The police granted his requests. Six security officials, also Paray’s former bosses, apologized to Paray. They also expressed intent to resign from their positions.
Paray eventually freed the hostages and claimed mistreatment and bribery within the management during his 20-minute speech.
‘Press conference’ part of the deal
After freeing the hostages, Paray delivered an address against his former employers in front of the media, the police and other witnesses about 20 minutes.
Videos of this speech, likened to a “press conference,” made rounds online.
Zamora explained that giving Paray the microphone before the public was a concession from the negotiation in exchange for the safe release of the hostages.
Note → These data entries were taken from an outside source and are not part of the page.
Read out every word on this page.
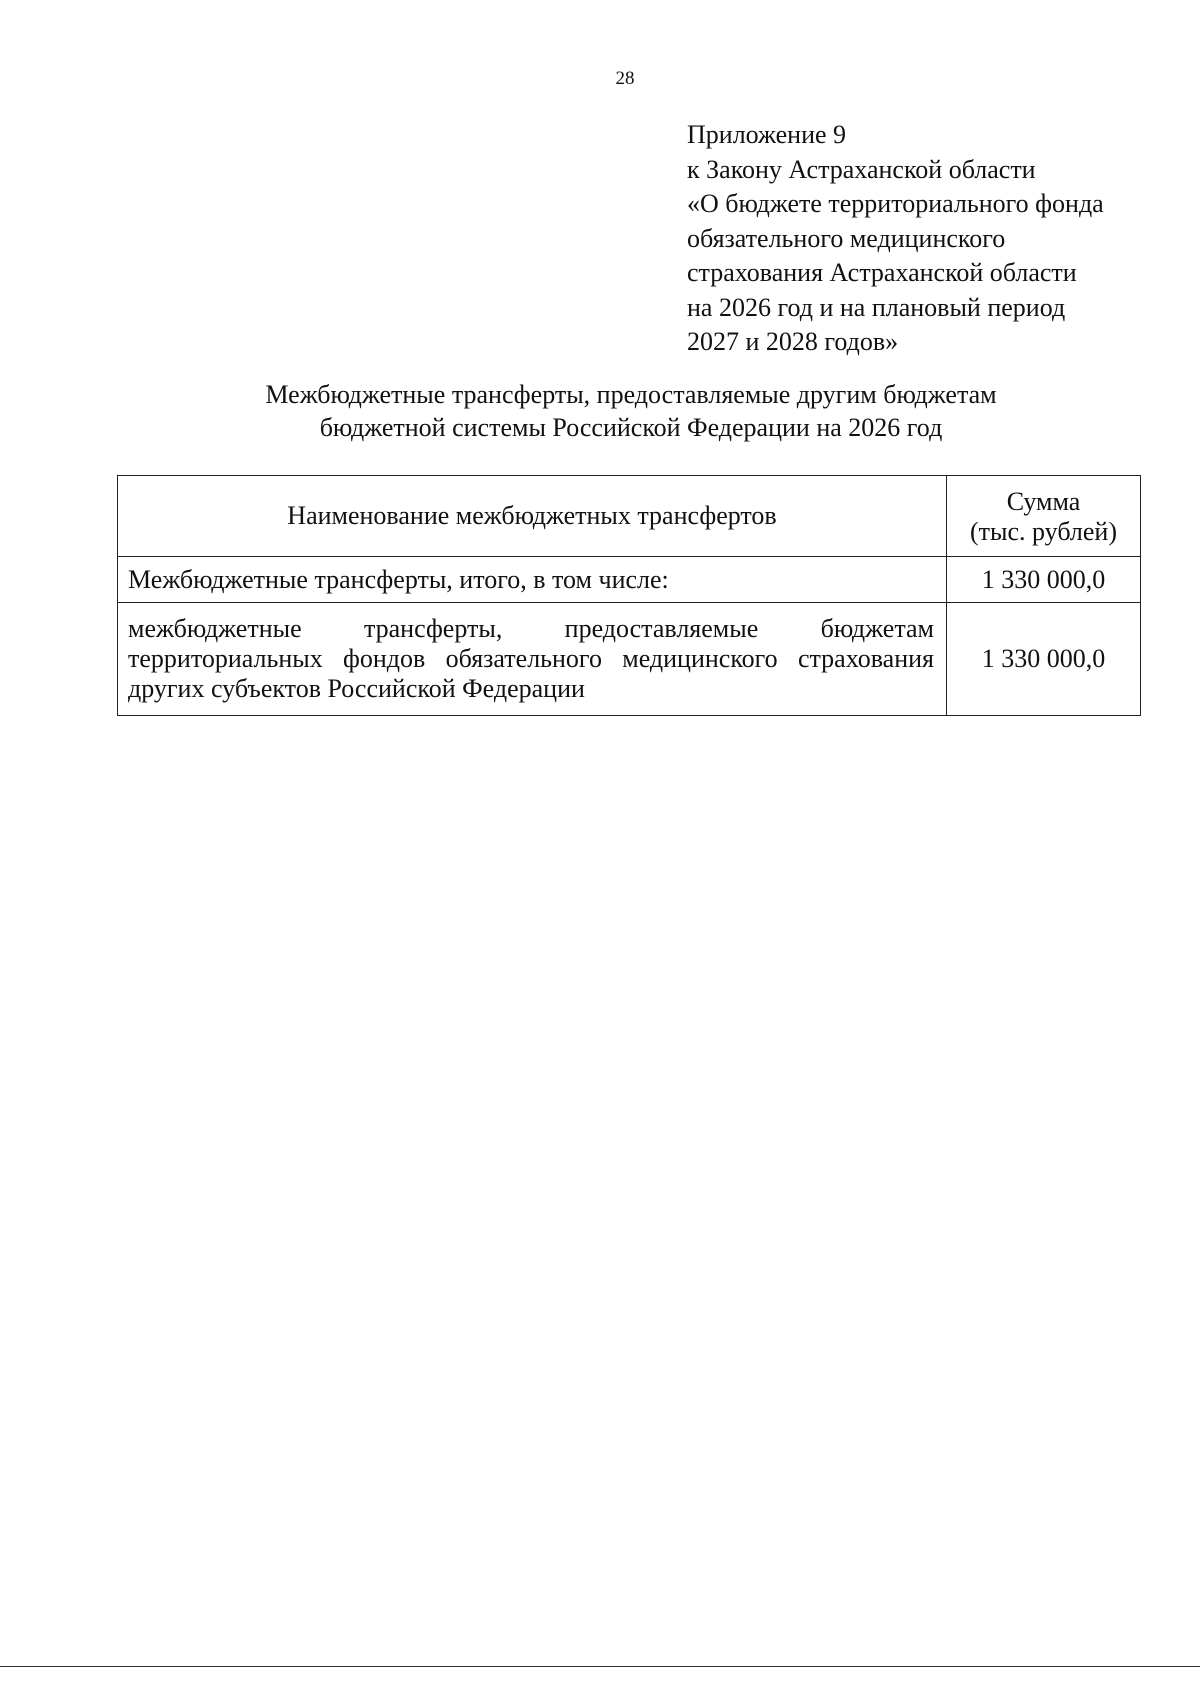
28
Приложение 9
к Закону Астраханской области
«О бюджете территориального фонда
обязательного медицинского
страхования Астраханской области
на 2026 год и на плановый период
2027 и 2028 годов»
Межбюджетные трансферты, предоставляемые другим бюджетам
бюджетной системы Российской Федерации на 2026 год
Наименование межбюджетных трансфертов	Сумма
(тыс. рублей)

Межбюджетные трансферты, итого, в том числе:	1 330 000,0
межбюджетные трансферты, предоставляемые бюджетам территориальных фондов обязательного медицинского страхования других субъектов Российской Федерации	1 330 000,0
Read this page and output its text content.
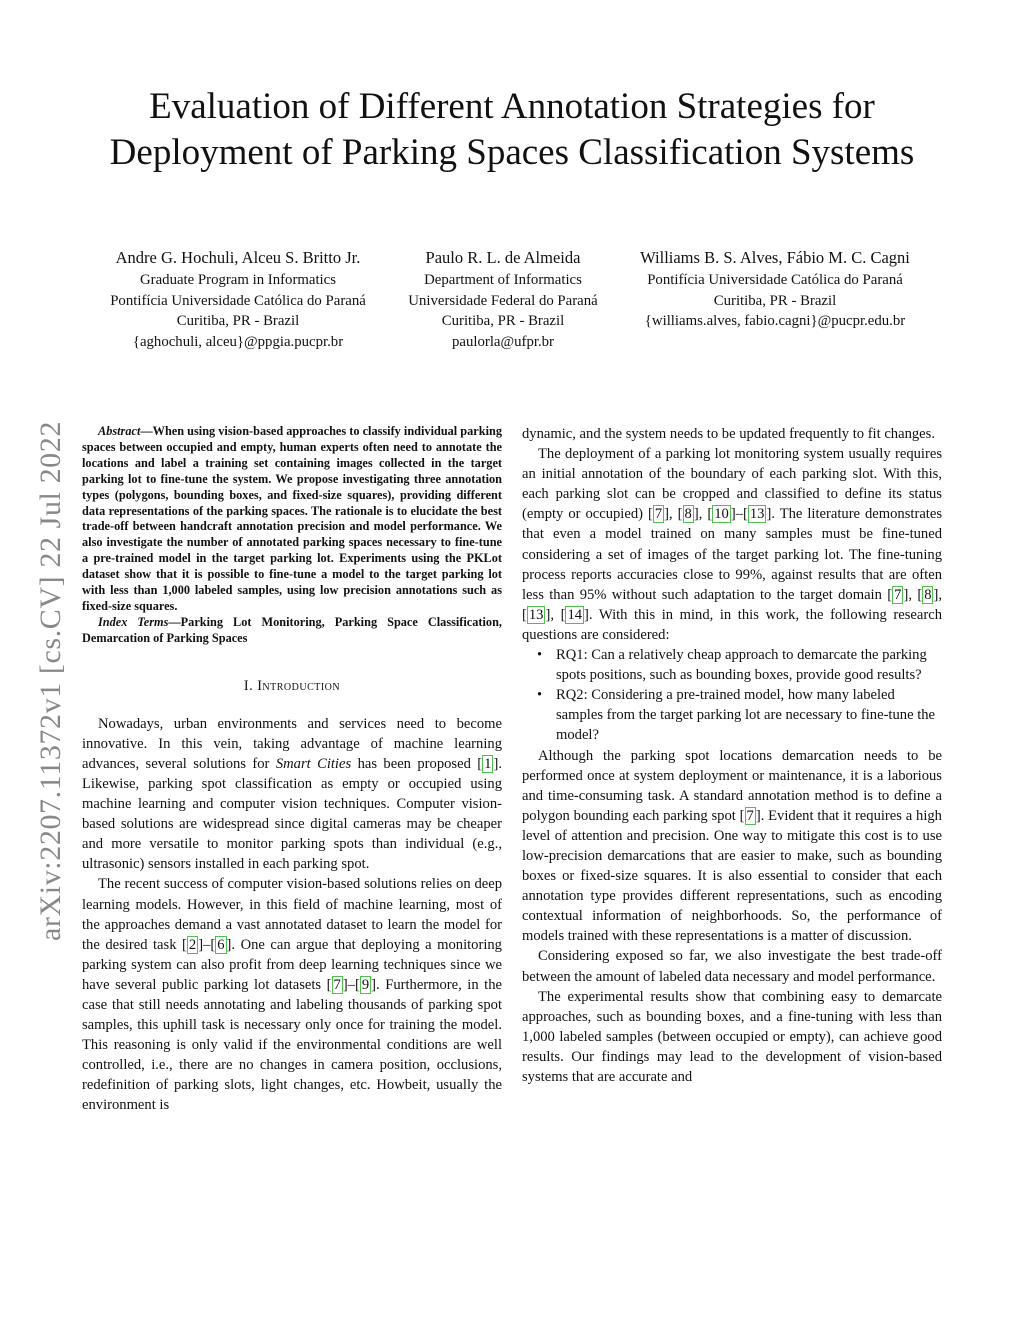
arXiv:2207.11372v1 [cs.CV] 22 Jul 2022
Evaluation of Different Annotation Strategies for Deployment of Parking Spaces Classification Systems
Andre G. Hochuli, Alceu S. Britto Jr.
Graduate Program in Informatics
Pontifícia Universidade Católica do Paraná
Curitiba, PR - Brazil
{aghochuli, alceu}@ppgia.pucpr.br
Paulo R. L. de Almeida
Department of Informatics
Universidade Federal do Paraná
Curitiba, PR - Brazil
paulorla@ufpr.br
Williams B. S. Alves, Fábio M. C. Cagni
Pontifícia Universidade Católica do Paraná
Curitiba, PR - Brazil
{williams.alves, fabio.cagni}@pucpr.edu.br

Abstract—When using vision-based approaches to classify individual parking spaces between occupied and empty, human experts often need to annotate the locations and label a training set containing images collected in the target parking lot to fine-tune the system. We propose investigating three annotation types (polygons, bounding boxes, and fixed-size squares), providing different data representations of the parking spaces. The rationale is to elucidate the best trade-off between handcraft annotation precision and model performance. We also investigate the number of annotated parking spaces necessary to fine-tune a pre-trained model in the target parking lot. Experiments using the PKLot dataset show that it is possible to fine-tune a model to the target parking lot with less than 1,000 labeled samples, using low precision annotations such as fixed-size squares.

Index Terms—Parking Lot Monitoring, Parking Space Classification, Demarcation of Parking Spaces

I. Introduction

Nowadays, urban environments and services need to become innovative. In this vein, taking advantage of machine learning advances, several solutions for Smart Cities has been proposed [ 1 ]. Likewise, parking spot classification as empty or occupied using machine learning and computer vision techniques. Computer vision-based solutions are widespread since digital cameras may be cheaper and more versatile to monitor parking spots than individual (e.g., ultrasonic) sensors installed in each parking spot.

The recent success of computer vision-based solutions relies on deep learning models. However, in this field of machine learning, most of the approaches demand a vast annotated dataset to learn the model for the desired task [ 2 ]–[ 6 ]. One can argue that deploying a monitoring parking system can also profit from deep learning techniques since we have several public parking lot datasets [ 7 ]–[ 9 ]. Furthermore, in the case that still needs annotating and labeling thousands of parking spot samples, this uphill task is necessary only once for training the model. This reasoning is only valid if the environmental conditions are well controlled, i.e., there are no changes in camera position, occlusions, redefinition of parking slots, light changes, etc. Howbeit, usually the environment is

dynamic, and the system needs to be updated frequently to fit changes.

The deployment of a parking lot monitoring system usually requires an initial annotation of the boundary of each parking slot. With this, each parking slot can be cropped and classified to define its status (empty or occupied) [ 7 ], [ 8 ], [ 10 ]–[ 13 ]. The literature demonstrates that even a model trained on many samples must be fine-tuned considering a set of images of the target parking lot. The fine-tuning process reports accuracies close to 99%, against results that are often less than 95% without such adaptation to the target domain [ 7 ], [ 8 ], [ 13 ], [ 14 ]. With this in mind, in this work, the following research questions are considered:

• RQ1: Can a relatively cheap approach to demarcate the parking spots positions, such as bounding boxes, provide good results?
• RQ2: Considering a pre-trained model, how many labeled samples from the target parking lot are necessary to fine-tune the model?

Although the parking spot locations demarcation needs to be performed once at system deployment or maintenance, it is a laborious and time-consuming task. A standard annotation method is to define a polygon bounding each parking spot [ 7 ]. Evident that it requires a high level of attention and precision. One way to mitigate this cost is to use low-precision demarcations that are easier to make, such as bounding boxes or fixed-size squares. It is also essential to consider that each annotation type provides different representations, such as encoding contextual information of neighborhoods. So, the performance of models trained with these representations is a matter of discussion.

Considering exposed so far, we also investigate the best trade-off between the amount of labeled data necessary and model performance.

The experimental results show that combining easy to demarcate approaches, such as bounding boxes, and a fine-tuning with less than 1,000 labeled samples (between occupied or empty), can achieve good results. Our findings may lead to the development of vision-based systems that are accurate and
“Ramdam niya, sa paraan lamang ng pagsasalita sa media niya mailalabas ang hinaing niya, ang sama ng loob niya na siyang naging dahilan kung bakit niya ginawa ang hostage-taking na ito,” Zamora said in GMA’s “State of the Nation with Jessica Soho.”
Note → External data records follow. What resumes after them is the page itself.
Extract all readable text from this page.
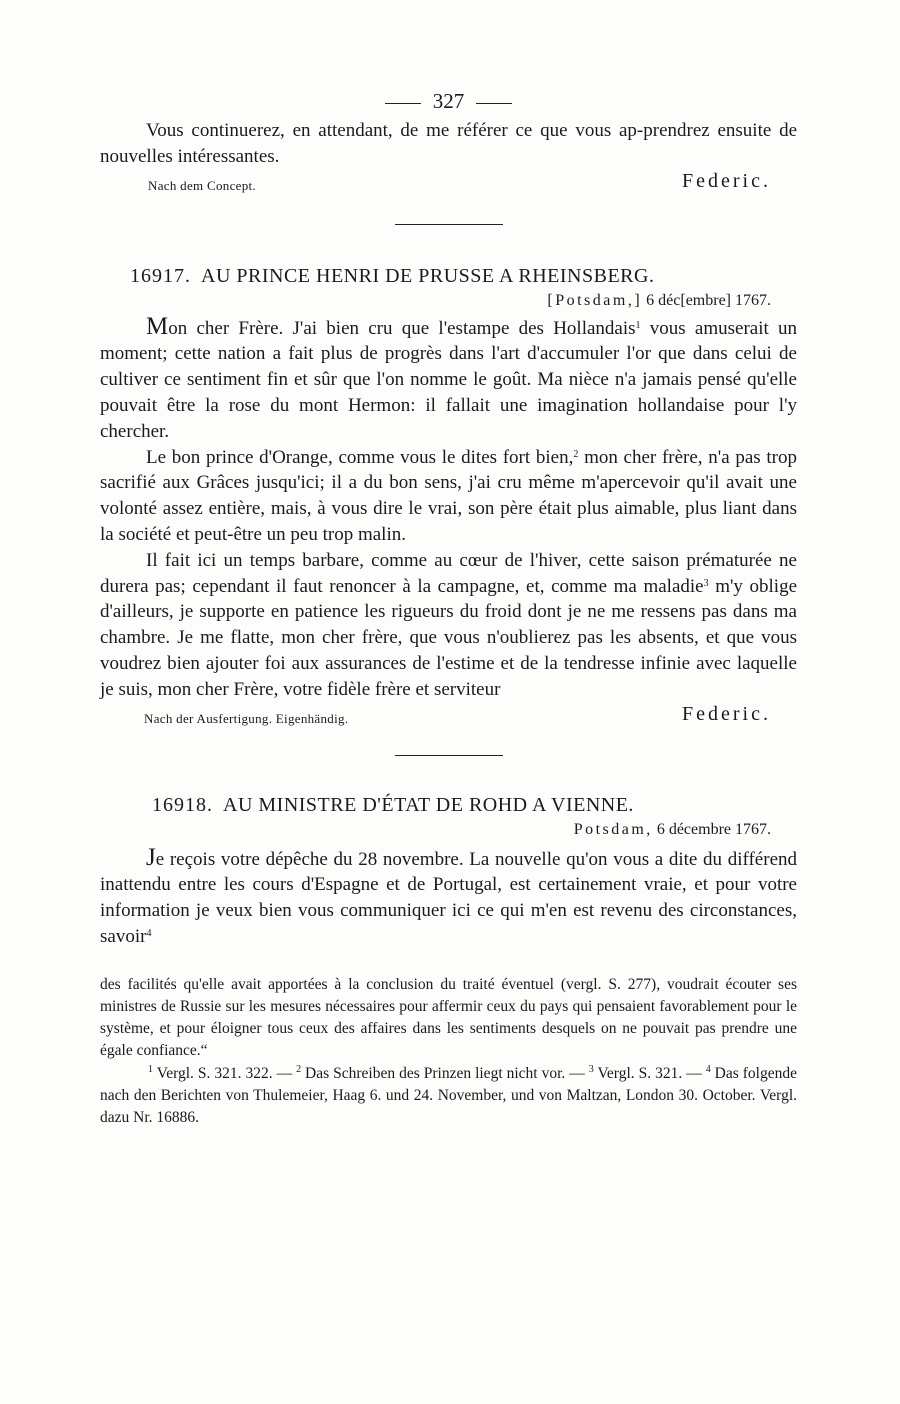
327

Vous continuerez, en attendant, de me référer ce que vous ap-prendrez ensuite de nouvelles intéressantes.

Nach dem Concept.	Federic.
16917. AU PRINCE HENRI DE PRUSSE A RHEINSBERG.
[Potsdam,] 6 déc[embre] 1767.

Mon cher Frère. J'ai bien cru que l'estampe des Hollandais$^1$ vous amuserait un moment; cette nation a fait plus de progrès dans l'art d'accumuler l'or que dans celui de cultiver ce sentiment fin et sûr que l'on nomme le goût. Ma nièce n'a jamais pensé qu'elle pouvait être la rose du mont Hermon: il fallait une imagination hollandaise pour l'y chercher.

Le bon prince d'Orange, comme vous le dites fort bien,$^2$ mon cher frère, n'a pas trop sacrifié aux Grâces jusqu'ici; il a du bon sens, j'ai cru même m'apercevoir qu'il avait une volonté assez entière, mais, à vous dire le vrai, son père était plus aimable, plus liant dans la société et peut-être un peu trop malin.

Il fait ici un temps barbare, comme au cœur de l'hiver, cette saison prématurée ne durera pas; cependant il faut renoncer à la campagne, et, comme ma maladie$^3$ m'y oblige d'ailleurs, je supporte en patience les rigueurs du froid dont je ne me ressens pas dans ma chambre. Je me flatte, mon cher frère, que vous n'oublierez pas les absents, et que vous voudrez bien ajouter foi aux assurances de l'estime et de la tendresse infinie avec laquelle je suis, mon cher Frère, votre fidèle frère et serviteur

Nach der Ausfertigung. Eigenhändig.	Federic.
16918. AU MINISTRE D'ÉTAT DE ROHD A VIENNE.
Potsdam, 6 décembre 1767.

Je reçois votre dépêche du 28 novembre. La nouvelle qu'on vous a dite du différend inattendu entre les cours d'Espagne et de Portugal, est certainement vraie, et pour votre information je veux bien vous communiquer ici ce qui m'en est revenu des circonstances, savoir$^4$

des facilités qu'elle avait apportées à la conclusion du traité éventuel (vergl. S. 277), voudrait écouter ses ministres de Russie sur les mesures nécessaires pour affermir ceux du pays qui pensaient favorablement pour le système, et pour éloigner tous ceux des affaires dans les sentiments desquels on ne pouvait pas prendre une égale confiance.“

$^1$ Vergl. S. 321. 322. — $^2$ Das Schreiben des Prinzen liegt nicht vor. — $^3$ Vergl. S. 321. — $^4$ Das folgende nach den Berichten von Thulemeier, Haag 6. und 24. November, und von Maltzan, London 30. October. Vergl. dazu Nr. 16886.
“Almost 11 hours itong hostage crisis natin so you can just imagine what he was thinking already, so hindi mo na rin talaga alam ‘yung mental state niya,” he added.
Philippine National Police General Archie Francisco Gamboa concurred that there is a “tactical” reason for it, but refused to elaborate further.
He asked the public to respect the decision.
“Probably when the right time comes siguro the NCRPO (National Capital Region Police Office) or the mayor could tell you that,” Gamboa said.
Washington Post correspondent Regine Cabato, meanwhile, reasoned that at least unfair labor conditions were exposed by Paray in his speech.
“What could have easily ended in disaster is now an expose of unfair labor conditions,” Cabato tweeted.
She also viewed that the media and the police might have learned from the Manila bus hostage crisis in 2010.
This event claimed the lives of eight Hong Kong tourists and their tour guide due to botched rescue operations. The hostage-taker observed the police’s movements via live broadcast on television.
“What a wild day. And it seems (considering how no one seemed to carry the press con earlier on livestream) the media and police have learned from their mistakes in 2010,” she said.
What a wild day. And it seems (considering how no one seemed to carry the press con earlier on livestream) the media and police have learned from their mistakes in 2010. What could have easily ended in disaster is now an expose of unfair labor conditions. https://t.co/b5NTFZ5cvU
— Regine Cabato (@RegineCabato) March 2, 2020
Paray was later pinned down by civilian police, arrested and taken away by members of the Special Weapons and Tactics team after his speech.
The mall management said it will look into the labor mistreatment allegations of Paray.
The police investigation into the hostage incident is still ongoing as of press time.